Concordia’s dream season, its best in years, was still alive.
A few plays later it was gone.
Holding a 21-19 lead, Concordia had recovered West Lafayette’s onside kick attempt, holding the ball with 4:15 left on its own 47.
Then, facing third-and-9 with less than four minutes to play, Concordia went for the first down with a pass.
Throwing to the right sideline near the first down marker, David Morrison and his receiver ran into route confusion.
West Lafayette capitalized with an interception and took the ball 55 yards on its ensuing possession, punching it in with 33.8 seconds left. Concordia lost 25-21, ending its season at 9-4.
“You want to put the ball in David’s hands, he makes plays, he’s your playmaker,” Concordia coach Tim Mannigel said. “Secondly, had a little mix-up on the route. It wasn’t quite what we had called, and David threw it to where he thought our kid would be and it was a West Lafayette kid.”

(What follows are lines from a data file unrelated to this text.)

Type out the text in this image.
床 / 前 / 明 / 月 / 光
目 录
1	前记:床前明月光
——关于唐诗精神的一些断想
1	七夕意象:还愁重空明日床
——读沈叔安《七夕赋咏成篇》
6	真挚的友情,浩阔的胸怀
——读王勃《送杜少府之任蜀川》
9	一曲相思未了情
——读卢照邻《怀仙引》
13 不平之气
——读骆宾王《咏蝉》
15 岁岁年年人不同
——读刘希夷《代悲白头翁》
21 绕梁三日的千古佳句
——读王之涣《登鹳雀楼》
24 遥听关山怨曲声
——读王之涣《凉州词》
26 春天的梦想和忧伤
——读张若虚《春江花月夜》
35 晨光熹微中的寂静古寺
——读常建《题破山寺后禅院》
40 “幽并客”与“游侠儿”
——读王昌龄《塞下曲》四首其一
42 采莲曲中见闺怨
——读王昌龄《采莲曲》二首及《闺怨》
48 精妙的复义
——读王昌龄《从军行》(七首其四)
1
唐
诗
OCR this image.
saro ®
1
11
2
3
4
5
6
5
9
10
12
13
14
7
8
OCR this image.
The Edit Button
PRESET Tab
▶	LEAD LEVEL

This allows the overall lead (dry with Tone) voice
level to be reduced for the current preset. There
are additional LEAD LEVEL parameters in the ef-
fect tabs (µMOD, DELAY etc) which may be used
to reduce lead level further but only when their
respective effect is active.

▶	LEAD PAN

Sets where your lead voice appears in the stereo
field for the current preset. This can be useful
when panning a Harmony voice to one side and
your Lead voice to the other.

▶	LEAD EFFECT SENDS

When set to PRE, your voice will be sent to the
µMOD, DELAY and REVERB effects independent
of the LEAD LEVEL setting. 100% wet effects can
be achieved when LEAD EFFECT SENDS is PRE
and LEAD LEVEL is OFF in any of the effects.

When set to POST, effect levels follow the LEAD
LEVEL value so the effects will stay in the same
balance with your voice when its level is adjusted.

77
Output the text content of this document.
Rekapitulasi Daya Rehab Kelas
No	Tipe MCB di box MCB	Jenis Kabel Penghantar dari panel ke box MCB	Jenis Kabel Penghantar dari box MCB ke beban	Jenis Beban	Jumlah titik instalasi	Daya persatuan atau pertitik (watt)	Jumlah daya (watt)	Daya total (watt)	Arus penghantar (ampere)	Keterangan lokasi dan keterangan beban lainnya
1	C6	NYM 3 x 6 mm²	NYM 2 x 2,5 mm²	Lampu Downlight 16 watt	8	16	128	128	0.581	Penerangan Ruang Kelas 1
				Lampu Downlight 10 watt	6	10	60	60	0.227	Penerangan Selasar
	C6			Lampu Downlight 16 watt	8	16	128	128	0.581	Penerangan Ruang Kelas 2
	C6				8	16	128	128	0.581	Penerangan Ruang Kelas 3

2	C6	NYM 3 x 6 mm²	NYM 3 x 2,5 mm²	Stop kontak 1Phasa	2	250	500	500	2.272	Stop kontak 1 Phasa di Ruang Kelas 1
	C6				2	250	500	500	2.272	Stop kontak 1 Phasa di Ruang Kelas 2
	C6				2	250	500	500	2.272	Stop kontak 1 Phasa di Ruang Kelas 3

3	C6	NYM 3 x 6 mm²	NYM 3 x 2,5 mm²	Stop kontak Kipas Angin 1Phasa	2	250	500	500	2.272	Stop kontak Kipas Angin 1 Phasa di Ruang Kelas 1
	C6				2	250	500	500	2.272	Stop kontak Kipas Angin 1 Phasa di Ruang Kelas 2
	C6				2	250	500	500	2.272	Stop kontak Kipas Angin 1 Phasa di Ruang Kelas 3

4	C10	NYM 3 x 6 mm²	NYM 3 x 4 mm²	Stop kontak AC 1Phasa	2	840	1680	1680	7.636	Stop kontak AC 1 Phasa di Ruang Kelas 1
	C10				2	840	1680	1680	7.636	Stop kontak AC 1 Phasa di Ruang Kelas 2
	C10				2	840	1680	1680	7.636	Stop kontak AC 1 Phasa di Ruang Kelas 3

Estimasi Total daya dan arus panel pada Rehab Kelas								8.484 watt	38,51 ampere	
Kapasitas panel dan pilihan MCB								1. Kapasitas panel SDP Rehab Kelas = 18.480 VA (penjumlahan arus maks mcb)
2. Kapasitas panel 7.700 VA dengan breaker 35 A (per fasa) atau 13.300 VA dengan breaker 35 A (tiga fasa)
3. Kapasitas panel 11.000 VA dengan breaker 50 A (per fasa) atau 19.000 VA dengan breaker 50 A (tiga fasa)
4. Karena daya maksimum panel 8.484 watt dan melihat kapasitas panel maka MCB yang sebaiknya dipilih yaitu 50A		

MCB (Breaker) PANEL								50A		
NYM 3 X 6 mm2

With 33.8 seconds left, Concordia’s last drive mimicked what happened early in the game. With no timeouts remaining, the Cadets were sacked twice on the last four plays, including the game-ender. The Red Devils line put pressure on Concordia all game, forcing Morrison to scramble and make quick decisions.
“You could argue they put as much pressure on us as any team we played all year, even Dwenger or Snider,” Mannigel said. “They’re pretty good and they handled us probably better than any team handled us all year.”
Concordia’s start wasn’t much better than the ending. On the first two drives, West Lafayette scored by pounding the ball with running back Maurice Woodard, who ended the game with three touchdowns and 185 yards, to take a 13-0 lead in the first quarter.
The Concordia defense struggled to handle Woodard’s running and the pace of the Red Devils offense. West Lafayette consistently got to the line quickly to run plays just a few seconds after the ball had been spotted. It took Concordia the first quarter to catch up.
“We adjusted to the pace,” Mannigel said. “They came out here with a good quarterback, good running back and good offensive line. They probably (were) getting surges on us better than any team we played all year. I was impressed by that and surprised by that.”
After the slow start, Concordia found its stride by looking toward receiver Jorden Kindig. He finished the game with two receiving touchdowns and a 63-yard catch to bring the Cadets inside the West Lafayette 5-yard line to take the lead in the third quarter.
“Kindig was huge tonight,” Morrison said. “He’s got a great mind for the game. He really was able to read the defense and get in the right spot. Normally our go-to receiver is Jake Minich, but they were doubling him and other guys had to step up, and he came through for us tonight.”
With Kindig, Concordia was able to build a 21-13 lead in the fourth quarter after Morrison scrambled for a 7-yard touchdown run. Then the dream faded away.
Still, as disappointing as the ending was, Mannigel was quick to put this season up with any other he has had while coaching the Cadets since 2001.
“This has been one of the most fun seasons in coaching for our coaches,” he said. “Had a great group of 16 seniors, strong leaders with strong integrity that came to work everyday at practice. They were very coachable and I think that shows in the success we had and that they always keep fighting.
“We came out short tonight, but it was a pleasure and really fun.”